Citizen science and its role in marine species ID on Koh Tao
Citizen science has been playing an ever-increasing role in data collection and ecological research worldwide. With advances in technology and communication these non-scientists have been able to provide invaluable information. It is something we have been doing here on Koh Tao since 2015 when we started our Sea Turtle ID program. The program has proven to be incredibly successful and has resulted in over 70 turtles around the island being identified, recorded, and named.
After the success of the Koh Tao Turtle Project, we decided to set up Koh Tao Whale Sharks - to collect photos that are used to identify whale sharks visiting Koh Tao and submit them to Whaleshark.org to be part of a global ID program. This project enables anyone who sees a whale shark to submit photos of their sighting, along with additional information about these amazing creatures.
So, how do you ID a whale shark? Whale Sharks have a unique set of markings formed by their spots and stripes, these markings, not unlike a human fingerprint, are different for every individual. When we ask for ID photos we look for a nice clear image of the left hand side of the shark with a focus on the area between the gill slits and the dorsal fin. We also ask for additional photos or information regarding scaring, sex, size, behavior and location.
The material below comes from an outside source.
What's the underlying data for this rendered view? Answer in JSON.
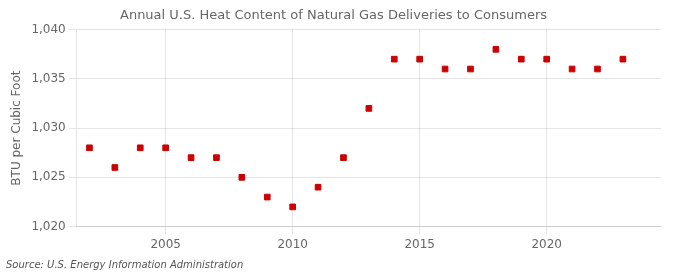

Research like this is important, as very little is known about the migration patterns or mating preferences of whale sharks. By having a global coalition of divers acting as citizen scientists, individuals can be tracked as they move around the globe. By gathering behavioural and information and plotting times and locations when whale sharks gather together more can be discovered about their reproductive habitats. It is important to know when and whale sharks bred so that effective conservation and protective measures can be taken to limit fishing at those times.
Little is also known about the brooding of whale shark pups, the information that has been gathered from 2 encounters. The first involved a pregnant female that was caught by fishermen in Taiwan and had 300 pups in her womb. This finding gave scientists the evidence needed to confirm the brooding strategy of the whale shark. The species is live bearing however like nurse sharks they produce egg cases within the body where the embryos develop until which time they are ready to hatch and are born as fully developed miniatures. The second comes from a baby of 38cm that was found tied to a stake in shallow water in the Philippines.
The smallest whale shark ever recorded alive (Photo credit to WWF - Philippines)
2017 brought with it some unusually high numbers of whale sharks here on Koh Tao, especially throughout the early months of the year. For much of the year it seemed as though at least a few groups of divers would see one every day. A total of 90 sightings were reported to the project, 6 of which came from NHRCP/New Heaven only 13 of which were from years prior to 2017. There were undoubtedly more sightings, however in some instances there were no cameras with the dive groups, so photos so could not be used for the project itself.
For the most part, the individuals that were reported were different, only in a few instances whale sharks moved between dive sites and were recorded several times. One such individual, easily recognised for the scarring around her tail, stayed in the area for 2 weeks and moved between Sail Rock and South West.
The whale sharks preferred areas of deeper water, the best sites to observe them were Chumphon Pinnacle (26 sightings) and Sail Rock (18 sightings). We can assume that this is due to their feeding habits, with deeper water and stronger currents bringing planktonic food for these immense filter feeders (An adult whale shark can filter feed as much as 600,000 litres of seawater a day).
The length of the whale sharks ranged between 2 meters and 5 meters, and the small size of the claspers in the males suggests that there were primarily juveniles. There was a higher proportion of females to males, and the best time to see them was between March and May.
Whaleshark abundance by month
We do not know why 2017 was such an amazing year to see whale sharks around Koh Tao, but it made for a great year to kick off this new program, and will prove to be an interesting study moving forward. We hope that this trend continues in 2018, and we are all looking forward to spending more time with these incredible animals and finding out what is bringing so many of them here.